Moi personnellement, je ne suis jamais tombé malade, grâce à Dieu. Mais je ne m’assois pas dessus sans mettre du papier. Et quand je fais pipi, je tire la chasse d’eau en même temps pour éviter toute infection. Mais il y a pas mal de personne qui sont tombées malade, surtout aux Baumettes : cafards, la gale, le staphylocoque, les chats, les rats. C’était dégoûtant.

La nourriture...

Les repas sont nettement meilleurs qu’aux Baumettes. J’ai l’habitude de cuisiner car la bouffe distribuée, ce n’est pas du trois étoiles. Il faut remplir un bon de cantine et tu es livré la semaine d’après. Les surveillants m’appellent "le pâtissier du QI" (ndlr du quartier d’isolement). Ils sont corrects avec moi et moi de même. Je cuisine dans ma cellule avec la plaque chauffante et les ustensiles : casseroles, poêles, etc. Je suis un très bon cuisinier !

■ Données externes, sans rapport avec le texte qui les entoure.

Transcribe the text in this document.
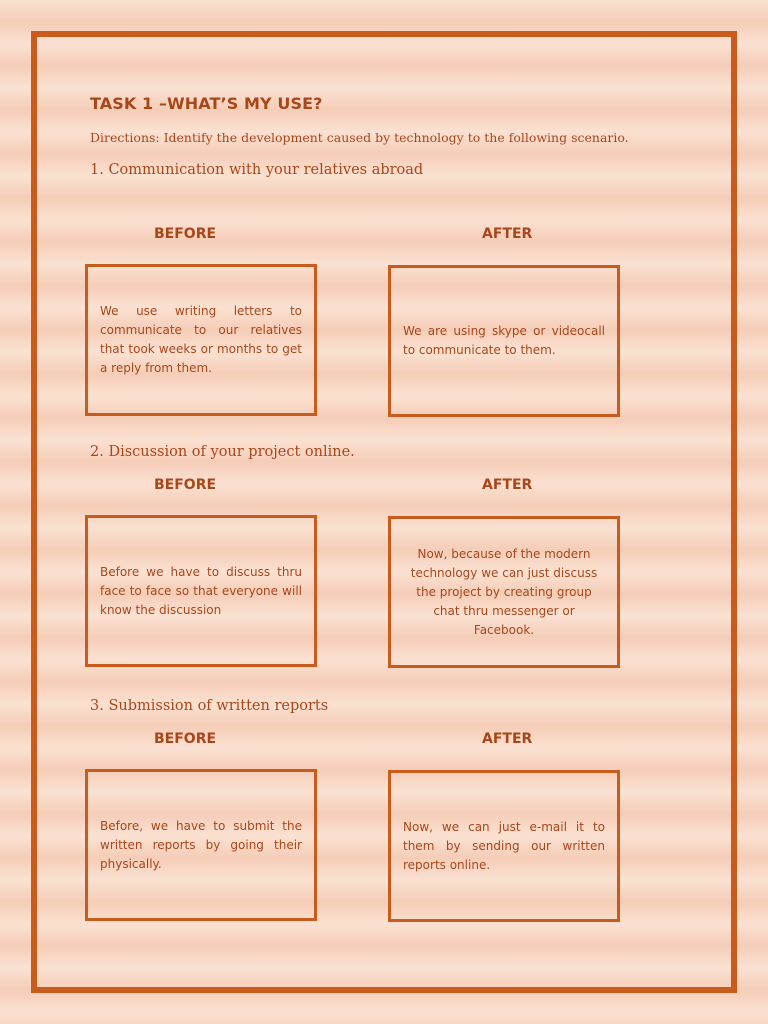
TASK 1 –WHAT’S MY USE?

Directions: Identify the development caused by technology to the following scenario.

1. Communication with your relatives abroad

BEFORE	AFTER

We use writing letters to communicate to our relatives that took weeks or months to get a reply from them.

We are using skype or videocall to communicate to them.

2. Discussion of your project online.

BEFORE	AFTER

Before we have to discuss thru face to face so that everyone will know the discussion

Now, because of the modern technology we can just discuss the project by creating group chat thru messenger or Facebook.

3. Submission of written reports

BEFORE	AFTER

Before, we have to submit the written reports by going their physically.

Now, we can just e-mail it to them by sending our written reports online.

Les plaques chauffantes peuvent être dangereuses mais à l’époque, nous fabriquions des chauffes à huile. Tu prends deux tubes de sauce tomate que tu modèles comme deux stylos. Tu mets un mouchoir et deux bouts de ferraille pour le maintenir. Tu remplis une boîte de thon avec de l’huile et cela fait une flamme. Et pour les poumons, c’était très mauvais. Donc vaut mieux avoir la plaque. La période des chauffes a duré jusqu’en 2004 je crois, ou 2006. J’étais incarcéré à Nantes, Rennes, Angers. Aux Baumettes, il y a eu des bagarres à coup de plaques chauffantes brûlantes. C’est vrai que cela peut être dangereux mais au moindre souci, ils te l’enlèvent.

L'isolement...

J’ai été placé à l’isolement. Je ne vois plus l’horizon. Je vis seul et ne parle à personne. Ce n’est pas facile. Beaucoup de solitude.

Le matin de 8h à 9h, c’est la promenade, seul, dans à peu près 20m2 grillagés. Ensuite, il y a une salle de sport de 10m2 avec deux machines : une pour le torse et les triceps et une pour le cardio. Il y a une bibliothèque accessible de 10 à 11h. Ensuite, retour en cellule. Le repas est à 11h15, servi dans des barquettes en plastique. L’après-midi, promenade de 14 à 15h. Ensuite de 15 à 16h, sport mais il fait très chaud dans la salle. Je rentre donc en cellule pour prendre ma douche car je suis plein d’huile bronzante.
Toujours seul.

Tu peux parler à la fenêtre ou crier dans les promenades d’à côté avec les autres, mais je ne parle qu’à deux personnes que j’ai connues aux Baumettes. Tu n’es jamais en contact avec les autres détenus. Tu es escorté par trois surveillants qui te palpent à chaque sortie et entrée en cellule. Les journées sont les mêmes.